Bed Bath & Beyond Inc reported a second-quarter profit that rose more than analysts expected as cost cuts helped offset weak demand for home furnishings.

But shares fell 2.6 percent after the retailer refrained from raising its profit outlook for the remainder of the year, even though it beat expectations in the second quarter and saw a surprise rise in first-quarter profit.

Net income for the fiscal second quarter ended August 29 rose to $135.5 million, or 52 cents per share, from $119.3 million, or 46 cents per share, a year earlier, the company said on Wednesday.

Analysts on average were expecting earnings of 48 cents per share, according to Reuters Estimates.

Sales rose 3.3 percent to $1.92 billion as the company opened more stores, but sales at stores open at least a year, a key retail measure known as same-store sales, fell 0.6 percent.

Bed Bath & Beyond and peers like Pier 1 Imports Inc

and Williams-Sonoma Inc have seen sales fall as the weak U.S. housing market erodes demand for the home furnishings they sell.
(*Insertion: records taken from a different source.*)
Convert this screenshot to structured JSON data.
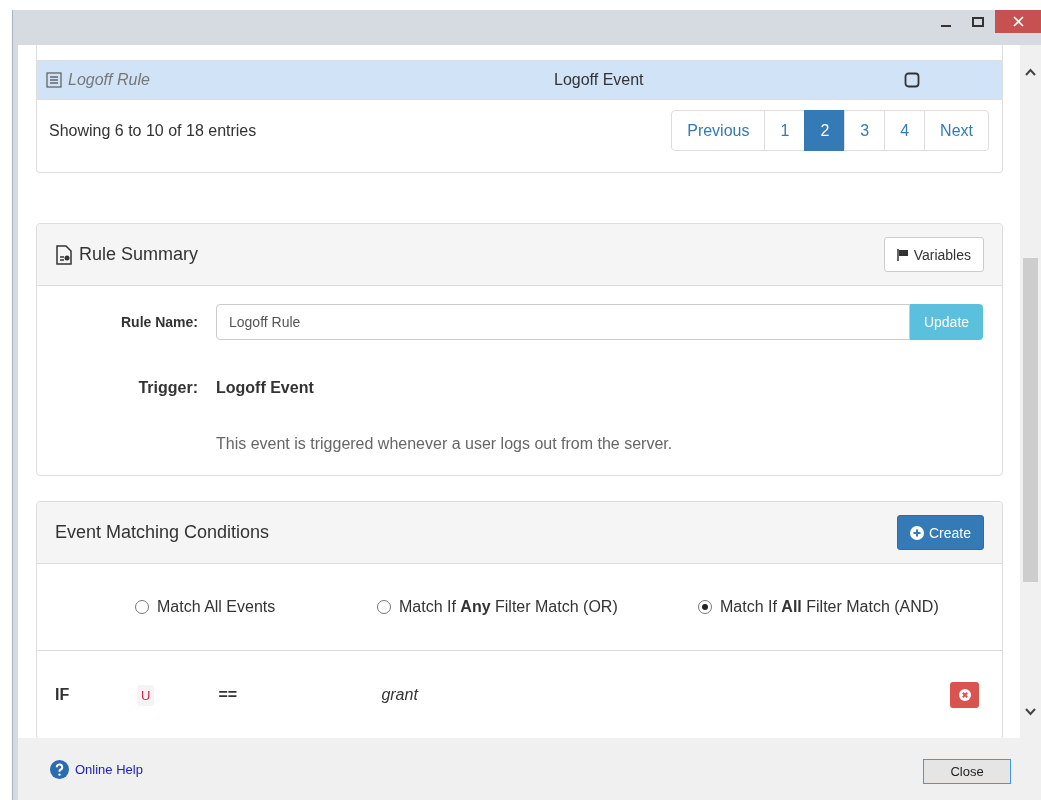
{
  "rules_table": {
    "rows": [
      {
        "name": "Logoff Rule",
        "event": "Logoff Event",
        "checked": false,
        "selected": true
      }
    ],
    "info": "Showing 6 to 10 of 18 entries",
    "pagination": [
      {
        "label": "Previous",
        "selected": false
      },
      {
        "label": "1",
        "selected": false
      },
      {
        "label": "2",
        "selected": true
      },
      {
        "label": "3",
        "selected": false
      },
      {
        "label": "4",
        "selected": false
      },
      {
        "label": "Next",
        "selected": false
      }
    ]
  },
  "rule_summary": {
    "title": "Rule Summary",
    "variables_button": "Variables",
    "name_label": "Rule Name:",
    "name_value": "Logoff Rule",
    "update_button": "Update",
    "trigger_label": "Trigger:",
    "trigger_value": "Logoff Event",
    "trigger_description": "This event is triggered whenever a user logs out from the server."
  },
  "conditions": {
    "title": "Event Matching Conditions",
    "create_button": "Create",
    "match_options": [
      {
        "label": "Match All Events",
        "selected": false
      },
      {
        "label": "Match If **Any** Filter Match (OR)",
        "selected": false
      },
      {
        "label": "Match If **All** Filter Match (AND)",
        "selected": true
      }
    ],
    "filters": [
      {
        "keyword": "IF",
        "field": "U",
        "operator": "==",
        "value": "grant"
      }
    ]
  },
  "footer": {
    "help_link": "Online Help",
    "close_button": "Close"
  }
}
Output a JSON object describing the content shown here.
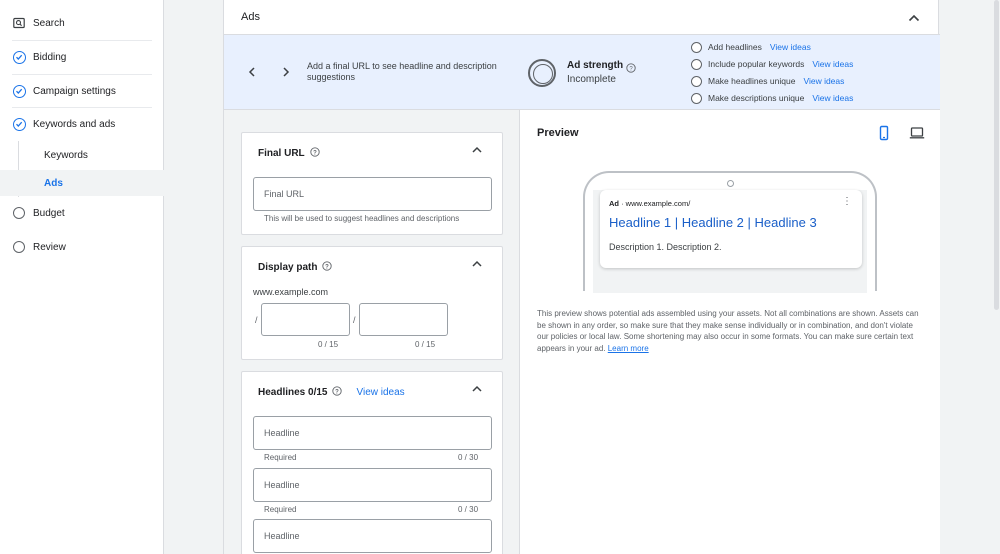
{
  "sidebar": {
    "items": [
      {
        "label": "Search",
        "icon": "search-campaign-icon"
      },
      {
        "label": "Bidding",
        "icon": "check-circle-icon"
      },
      {
        "label": "Campaign settings",
        "icon": "check-circle-icon"
      },
      {
        "label": "Keywords and ads",
        "icon": "check-circle-icon"
      },
      {
        "label": "Budget",
        "icon": "empty-circle-icon"
      },
      {
        "label": "Review",
        "icon": "empty-circle-icon"
      }
    ],
    "sub_items": [
      {
        "label": "Keywords",
        "active": false
      },
      {
        "label": "Ads",
        "active": true
      }
    ]
  },
  "card": {
    "title": "Ads"
  },
  "banner": {
    "message": "Add a final URL to see headline and description suggestions",
    "strength_title": "Ad strength",
    "strength_status": "Incomplete",
    "tips": [
      {
        "label": "Add headlines",
        "link": "View ideas"
      },
      {
        "label": "Include popular keywords",
        "link": "View ideas"
      },
      {
        "label": "Make headlines unique",
        "link": "View ideas"
      },
      {
        "label": "Make descriptions unique",
        "link": "View ideas"
      }
    ]
  },
  "final_url": {
    "title": "Final URL",
    "placeholder": "Final URL",
    "helper": "This will be used to suggest headlines and descriptions"
  },
  "display_path": {
    "title": "Display path",
    "domain": "www.example.com",
    "slash": "/",
    "path1_count": "0 / 15",
    "path2_count": "0 / 15"
  },
  "headlines": {
    "title": "Headlines 0/15",
    "view_ideas": "View ideas",
    "placeholder": "Headline",
    "required": "Required",
    "count": "0 / 30"
  },
  "preview": {
    "title": "Preview",
    "ad_label": "Ad",
    "ad_url": "· www.example.com/",
    "headline": "Headline 1 | Headline 2 | Headline 3",
    "description": "Description 1. Description 2.",
    "note": "This preview shows potential ads assembled using your assets. Not all combinations are shown. Assets can be shown in any order, so make sure that they make sense individually or in combination, and don't violate our policies or local law. Some shortening may also occur in some formats. You can make sure certain text appears in your ad.",
    "learn_more": "Learn more"
  },
  "colors": {
    "accent": "#1a73e8",
    "banner_bg": "#e8f0fe",
    "page_bg": "#f1f3f4"
  }
}
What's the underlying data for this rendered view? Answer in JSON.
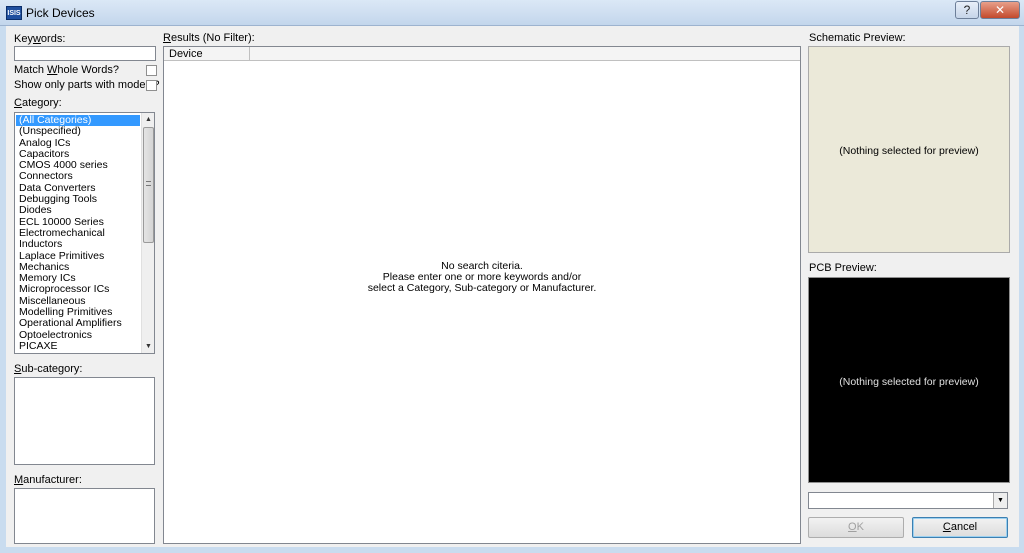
{
  "window": {
    "title": "Pick Devices",
    "app_icon_text": "ISIS",
    "help_label": "?",
    "close_label": "✕"
  },
  "left": {
    "keywords_label_pre": "Key",
    "keywords_label_u": "w",
    "keywords_label_post": "ords:",
    "keywords_value": "",
    "match_label_pre": "Match ",
    "match_label_u": "W",
    "match_label_post": "hole Words?",
    "models_label": "Show only parts with models?",
    "category_label_u": "C",
    "category_label_post": "ategory:",
    "categories": [
      "(All Categories)",
      "(Unspecified)",
      "Analog ICs",
      "Capacitors",
      "CMOS 4000 series",
      "Connectors",
      "Data Converters",
      "Debugging Tools",
      "Diodes",
      "ECL 10000 Series",
      "Electromechanical",
      "Inductors",
      "Laplace Primitives",
      "Mechanics",
      "Memory ICs",
      "Microprocessor ICs",
      "Miscellaneous",
      "Modelling Primitives",
      "Operational Amplifiers",
      "Optoelectronics",
      "PICAXE"
    ],
    "selected_category": 0,
    "subcategory_label_u": "S",
    "subcategory_label_post": "ub-category:",
    "manufacturer_label_u": "M",
    "manufacturer_label_post": "anufacturer:"
  },
  "results": {
    "label_u": "R",
    "label_post": "esults (No Filter):",
    "column_device": "Device",
    "empty_line1": "No search citeria.",
    "empty_line2": "Please enter one or more keywords and/or",
    "empty_line3": "select a Category, Sub-category or Manufacturer."
  },
  "preview": {
    "schematic_label": "Schematic Preview:",
    "schematic_msg": "(Nothing selected for preview)",
    "pcb_label": "PCB Preview:",
    "pcb_msg": "(Nothing selected for preview)",
    "combo_value": ""
  },
  "buttons": {
    "ok_u": "O",
    "ok_post": "K",
    "cancel_u": "C",
    "cancel_post": "ancel"
  },
  "colors": {
    "selection": "#3399ff",
    "schematic_bg": "#ebe9d9",
    "pcb_bg": "#000000"
  }
}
Former rival Linens 'n Things closed its doors after filing for bankruptcy protection last year.

Bed Bath & Beyond has seen its margins improve since the demise of Linens 'n Things eliminated the need for it to match that struggling retailer's aggressive couponing.

Executives said on a conference call that Wall Street estimates calling for a profit of 38 cents a share in the third quarter and $1.79 a share for the full year appeared reasonable.

The company also expects relatively flat to slightly positive consolidated same-store sales in the third and fourth quarters.

The retail chain also operates stores under the Christmas Tree Shops, Harmon, Harmon Face Values and buybuy Baby names.

Shares of Bed Bath & Beyond fell to $38 in extended trade from their Nasdaq close of $39.02.